Mais ce qui captive d’emblée, c’est la photographie magnifique, les cadrages envoûtants, les couleurs qui donnent le ton à tout moment, les mouvements de caméra d’une suavité troublante sur fond de violence morale extrême, la musique remarquable qui accompagne.
Dans cette Russie contemporaine à la dérive il y a néanmoins une source saine : les volontaires bénévoles ultra professionnels qui viennent au secours du drame. Cette note d’espoir n’est pas négligeable et nous fait sortir du glauque total des films russes que nous avions l’habitude de voir.

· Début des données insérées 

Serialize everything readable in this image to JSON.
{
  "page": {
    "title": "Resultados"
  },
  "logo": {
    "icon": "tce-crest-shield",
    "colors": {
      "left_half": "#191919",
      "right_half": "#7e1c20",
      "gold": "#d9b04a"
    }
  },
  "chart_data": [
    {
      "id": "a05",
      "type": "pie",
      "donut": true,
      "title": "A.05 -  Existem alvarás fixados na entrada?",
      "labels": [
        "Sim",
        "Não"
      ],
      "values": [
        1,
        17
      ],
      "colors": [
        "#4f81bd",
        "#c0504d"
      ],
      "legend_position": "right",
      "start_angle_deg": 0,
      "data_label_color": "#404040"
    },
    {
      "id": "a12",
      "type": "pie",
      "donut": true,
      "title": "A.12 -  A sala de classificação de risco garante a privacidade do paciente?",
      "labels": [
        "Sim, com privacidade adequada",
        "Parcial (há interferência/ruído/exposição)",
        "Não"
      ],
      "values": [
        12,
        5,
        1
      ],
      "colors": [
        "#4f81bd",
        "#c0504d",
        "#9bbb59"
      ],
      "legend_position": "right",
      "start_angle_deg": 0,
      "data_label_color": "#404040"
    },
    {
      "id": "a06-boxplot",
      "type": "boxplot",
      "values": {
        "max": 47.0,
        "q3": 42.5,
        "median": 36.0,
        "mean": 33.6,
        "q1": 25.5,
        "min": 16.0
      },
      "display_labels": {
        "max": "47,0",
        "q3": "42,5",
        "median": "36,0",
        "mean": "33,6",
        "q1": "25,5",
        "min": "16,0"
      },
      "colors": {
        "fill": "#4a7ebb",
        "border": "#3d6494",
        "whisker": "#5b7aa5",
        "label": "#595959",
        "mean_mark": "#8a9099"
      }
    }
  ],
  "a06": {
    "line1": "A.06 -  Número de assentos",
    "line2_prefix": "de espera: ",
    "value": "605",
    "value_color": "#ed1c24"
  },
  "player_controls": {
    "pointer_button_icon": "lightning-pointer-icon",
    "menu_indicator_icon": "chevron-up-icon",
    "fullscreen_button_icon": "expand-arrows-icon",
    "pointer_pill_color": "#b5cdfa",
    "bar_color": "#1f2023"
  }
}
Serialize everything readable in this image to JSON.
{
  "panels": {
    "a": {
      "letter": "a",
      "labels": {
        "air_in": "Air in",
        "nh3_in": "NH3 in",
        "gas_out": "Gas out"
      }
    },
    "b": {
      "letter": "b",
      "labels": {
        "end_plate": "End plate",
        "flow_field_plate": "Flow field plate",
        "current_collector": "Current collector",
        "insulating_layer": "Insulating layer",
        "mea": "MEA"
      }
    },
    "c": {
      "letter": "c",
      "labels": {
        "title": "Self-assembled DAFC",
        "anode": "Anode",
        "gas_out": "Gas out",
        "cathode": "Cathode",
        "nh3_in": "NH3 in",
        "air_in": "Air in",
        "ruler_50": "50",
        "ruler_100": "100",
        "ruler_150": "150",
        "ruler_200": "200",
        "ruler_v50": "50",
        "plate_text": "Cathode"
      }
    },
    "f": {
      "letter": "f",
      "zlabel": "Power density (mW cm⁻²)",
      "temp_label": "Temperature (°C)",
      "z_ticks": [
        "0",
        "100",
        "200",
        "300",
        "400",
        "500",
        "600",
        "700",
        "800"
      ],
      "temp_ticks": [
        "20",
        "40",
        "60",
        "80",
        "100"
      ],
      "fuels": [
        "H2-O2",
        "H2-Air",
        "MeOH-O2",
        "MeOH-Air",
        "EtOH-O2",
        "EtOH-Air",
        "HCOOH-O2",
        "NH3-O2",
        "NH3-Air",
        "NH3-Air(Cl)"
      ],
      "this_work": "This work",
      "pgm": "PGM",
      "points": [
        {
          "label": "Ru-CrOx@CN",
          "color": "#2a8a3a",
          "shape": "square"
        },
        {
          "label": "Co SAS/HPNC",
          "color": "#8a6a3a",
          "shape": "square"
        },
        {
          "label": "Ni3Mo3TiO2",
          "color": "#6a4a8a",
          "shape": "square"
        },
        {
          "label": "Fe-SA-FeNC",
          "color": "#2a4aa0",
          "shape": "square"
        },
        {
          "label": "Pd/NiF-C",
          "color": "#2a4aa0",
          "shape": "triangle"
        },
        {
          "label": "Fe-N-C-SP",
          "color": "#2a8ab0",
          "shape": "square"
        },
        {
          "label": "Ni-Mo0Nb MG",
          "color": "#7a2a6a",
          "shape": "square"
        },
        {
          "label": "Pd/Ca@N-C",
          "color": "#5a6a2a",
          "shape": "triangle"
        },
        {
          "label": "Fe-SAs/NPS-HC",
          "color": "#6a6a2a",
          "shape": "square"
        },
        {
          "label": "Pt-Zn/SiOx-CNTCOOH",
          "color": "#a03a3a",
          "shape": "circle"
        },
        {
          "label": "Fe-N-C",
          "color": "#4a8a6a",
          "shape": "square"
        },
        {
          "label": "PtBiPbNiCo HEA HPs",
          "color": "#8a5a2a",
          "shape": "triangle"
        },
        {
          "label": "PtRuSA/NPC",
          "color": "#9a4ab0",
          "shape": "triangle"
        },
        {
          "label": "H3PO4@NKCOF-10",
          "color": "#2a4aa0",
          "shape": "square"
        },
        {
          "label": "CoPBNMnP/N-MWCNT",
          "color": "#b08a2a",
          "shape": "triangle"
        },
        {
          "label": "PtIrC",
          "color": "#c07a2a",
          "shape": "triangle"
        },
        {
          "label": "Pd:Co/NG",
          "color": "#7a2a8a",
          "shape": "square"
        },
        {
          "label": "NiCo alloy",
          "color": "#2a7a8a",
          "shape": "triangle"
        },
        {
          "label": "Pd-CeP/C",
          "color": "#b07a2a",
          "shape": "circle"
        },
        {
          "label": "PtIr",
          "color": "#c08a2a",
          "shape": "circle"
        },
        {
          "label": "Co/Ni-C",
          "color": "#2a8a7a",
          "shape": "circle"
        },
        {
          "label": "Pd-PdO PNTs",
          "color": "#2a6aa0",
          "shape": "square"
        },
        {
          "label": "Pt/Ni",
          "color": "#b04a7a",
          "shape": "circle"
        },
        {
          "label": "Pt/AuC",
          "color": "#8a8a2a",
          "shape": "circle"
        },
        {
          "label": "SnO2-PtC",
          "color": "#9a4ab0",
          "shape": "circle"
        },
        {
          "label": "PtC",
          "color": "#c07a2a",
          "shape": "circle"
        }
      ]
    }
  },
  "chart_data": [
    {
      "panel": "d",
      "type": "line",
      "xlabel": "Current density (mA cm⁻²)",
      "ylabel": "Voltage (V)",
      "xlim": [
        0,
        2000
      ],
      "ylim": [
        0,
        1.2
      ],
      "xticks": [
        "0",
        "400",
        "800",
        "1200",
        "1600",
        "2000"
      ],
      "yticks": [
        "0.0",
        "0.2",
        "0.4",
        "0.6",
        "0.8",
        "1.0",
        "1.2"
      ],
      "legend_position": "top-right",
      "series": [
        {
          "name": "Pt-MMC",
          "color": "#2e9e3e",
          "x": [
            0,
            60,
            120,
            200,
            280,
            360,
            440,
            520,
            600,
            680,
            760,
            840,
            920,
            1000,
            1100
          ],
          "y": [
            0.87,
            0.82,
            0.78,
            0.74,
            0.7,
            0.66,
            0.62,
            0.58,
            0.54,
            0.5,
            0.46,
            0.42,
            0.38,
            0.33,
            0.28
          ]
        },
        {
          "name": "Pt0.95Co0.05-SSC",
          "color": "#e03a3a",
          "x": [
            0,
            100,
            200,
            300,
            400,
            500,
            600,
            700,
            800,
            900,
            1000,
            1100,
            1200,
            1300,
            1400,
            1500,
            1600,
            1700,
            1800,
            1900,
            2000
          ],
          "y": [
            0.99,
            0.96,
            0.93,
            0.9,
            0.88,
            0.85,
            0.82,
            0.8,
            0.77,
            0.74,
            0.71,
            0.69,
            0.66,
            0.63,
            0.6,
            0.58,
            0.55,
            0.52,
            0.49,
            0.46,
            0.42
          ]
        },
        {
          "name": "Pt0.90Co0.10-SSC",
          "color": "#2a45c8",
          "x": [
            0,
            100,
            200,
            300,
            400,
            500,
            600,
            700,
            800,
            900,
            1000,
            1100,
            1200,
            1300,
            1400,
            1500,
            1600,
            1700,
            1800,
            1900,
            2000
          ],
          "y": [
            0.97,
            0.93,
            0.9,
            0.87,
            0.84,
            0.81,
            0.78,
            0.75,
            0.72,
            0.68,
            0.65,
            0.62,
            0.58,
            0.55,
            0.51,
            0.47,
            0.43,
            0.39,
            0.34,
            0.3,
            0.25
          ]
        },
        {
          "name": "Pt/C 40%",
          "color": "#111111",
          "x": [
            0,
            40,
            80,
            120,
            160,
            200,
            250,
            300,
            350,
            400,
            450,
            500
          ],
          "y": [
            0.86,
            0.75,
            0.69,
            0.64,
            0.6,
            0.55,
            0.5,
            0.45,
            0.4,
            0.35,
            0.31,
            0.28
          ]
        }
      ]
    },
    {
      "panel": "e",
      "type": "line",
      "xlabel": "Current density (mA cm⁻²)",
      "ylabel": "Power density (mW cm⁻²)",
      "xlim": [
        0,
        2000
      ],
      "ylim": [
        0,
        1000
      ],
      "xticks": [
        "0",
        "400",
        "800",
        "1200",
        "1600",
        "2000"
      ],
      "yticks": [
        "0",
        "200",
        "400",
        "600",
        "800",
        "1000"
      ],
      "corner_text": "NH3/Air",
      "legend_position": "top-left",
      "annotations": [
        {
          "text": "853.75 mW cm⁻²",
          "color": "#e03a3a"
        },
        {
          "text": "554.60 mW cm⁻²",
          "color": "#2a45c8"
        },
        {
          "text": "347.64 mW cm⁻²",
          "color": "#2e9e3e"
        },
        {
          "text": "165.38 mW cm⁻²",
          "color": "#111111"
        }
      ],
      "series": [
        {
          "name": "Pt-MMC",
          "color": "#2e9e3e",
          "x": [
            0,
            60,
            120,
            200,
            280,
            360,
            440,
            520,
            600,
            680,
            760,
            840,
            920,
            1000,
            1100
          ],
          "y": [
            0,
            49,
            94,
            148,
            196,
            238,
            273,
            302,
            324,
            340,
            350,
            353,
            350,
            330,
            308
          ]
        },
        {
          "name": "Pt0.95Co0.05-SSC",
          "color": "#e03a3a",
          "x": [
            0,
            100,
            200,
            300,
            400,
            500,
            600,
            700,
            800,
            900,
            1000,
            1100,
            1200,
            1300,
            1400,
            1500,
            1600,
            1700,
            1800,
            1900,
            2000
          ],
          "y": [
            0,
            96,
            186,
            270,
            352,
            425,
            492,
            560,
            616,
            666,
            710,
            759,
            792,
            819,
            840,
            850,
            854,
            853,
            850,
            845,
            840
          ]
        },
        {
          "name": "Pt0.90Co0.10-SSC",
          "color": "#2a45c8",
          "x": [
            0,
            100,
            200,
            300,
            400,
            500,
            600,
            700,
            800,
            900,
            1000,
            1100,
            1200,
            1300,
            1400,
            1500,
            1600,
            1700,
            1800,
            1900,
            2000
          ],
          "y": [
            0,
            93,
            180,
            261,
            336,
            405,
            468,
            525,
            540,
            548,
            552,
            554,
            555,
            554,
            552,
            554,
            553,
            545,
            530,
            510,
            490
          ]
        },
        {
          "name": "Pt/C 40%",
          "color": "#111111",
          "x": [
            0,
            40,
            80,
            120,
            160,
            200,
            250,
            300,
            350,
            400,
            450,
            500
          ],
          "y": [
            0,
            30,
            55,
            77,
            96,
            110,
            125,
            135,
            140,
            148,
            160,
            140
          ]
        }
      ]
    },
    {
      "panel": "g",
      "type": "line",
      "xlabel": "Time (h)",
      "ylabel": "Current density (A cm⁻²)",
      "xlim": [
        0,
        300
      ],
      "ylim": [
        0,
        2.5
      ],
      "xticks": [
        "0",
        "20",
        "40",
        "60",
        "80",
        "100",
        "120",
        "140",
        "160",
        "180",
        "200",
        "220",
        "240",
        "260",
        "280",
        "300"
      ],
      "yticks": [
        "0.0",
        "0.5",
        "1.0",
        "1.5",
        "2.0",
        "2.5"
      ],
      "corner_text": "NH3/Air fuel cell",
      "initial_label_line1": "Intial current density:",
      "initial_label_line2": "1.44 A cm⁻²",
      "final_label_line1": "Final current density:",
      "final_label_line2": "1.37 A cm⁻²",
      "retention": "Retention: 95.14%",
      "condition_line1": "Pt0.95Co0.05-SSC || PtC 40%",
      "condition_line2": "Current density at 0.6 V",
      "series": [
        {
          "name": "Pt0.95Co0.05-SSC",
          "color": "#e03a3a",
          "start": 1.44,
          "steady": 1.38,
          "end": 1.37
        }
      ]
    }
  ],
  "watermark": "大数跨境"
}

Bref, FAUTE D’AMOUR est à voir absolument, à contempler pour sa beauté, pour la psychologie complexe et bien écrite des personnages, pour tout ce qu’il dit sur la Russie actuelle, pour la dénonciation de ceux qui engendrent sans savoir ce qu’ils font.
Serge Diaz
Lorsque l’enfant disparaît, les parents jusque-là presque odieux dans leur égoïsme forcené deviendraient-ils plus humains ? Le réalisateur s’intéresse à ce cheminement; mais quel que soit l’itinéraire, celui-ci est balisé de repères plus métaphoriques les uns que les autres. D’abord cette musique des frères Evgueni -en ouverture et clôture- une partition de piano basée sur un unique accord qui s’en vient happer le spectateur ...le propulser dans ce prélude où se succèdent des plans prolongés sur des arbres tordus moribonds ou couverts de givre -et que l’on reverra en écho à la fin. (musique funèbre, univers putride?) Quand Aliocha à la sortie de l’école entre dans ce paysage, il récupère un ruban ; tracé métonymique d’un lieu désormais aboli ;? accroché aux branches sera-t-il le témoin de son ultime passage ??..
En opposant un appartement cossu celui que partage Genia avec son nouvel amant -appartement dont le luxe est décuplé par le jeu de miroirs comme dans Elena- et la maison-masure de la mère, il s’agit moins du contraste facile entre deux époques de la Russie, que d’un constat sans appel : le modernisme l’individualisme d’une certaine classe sociale est aussi écœurant aujourd’hui que le misérabilisme de la Russie d’un autre âge.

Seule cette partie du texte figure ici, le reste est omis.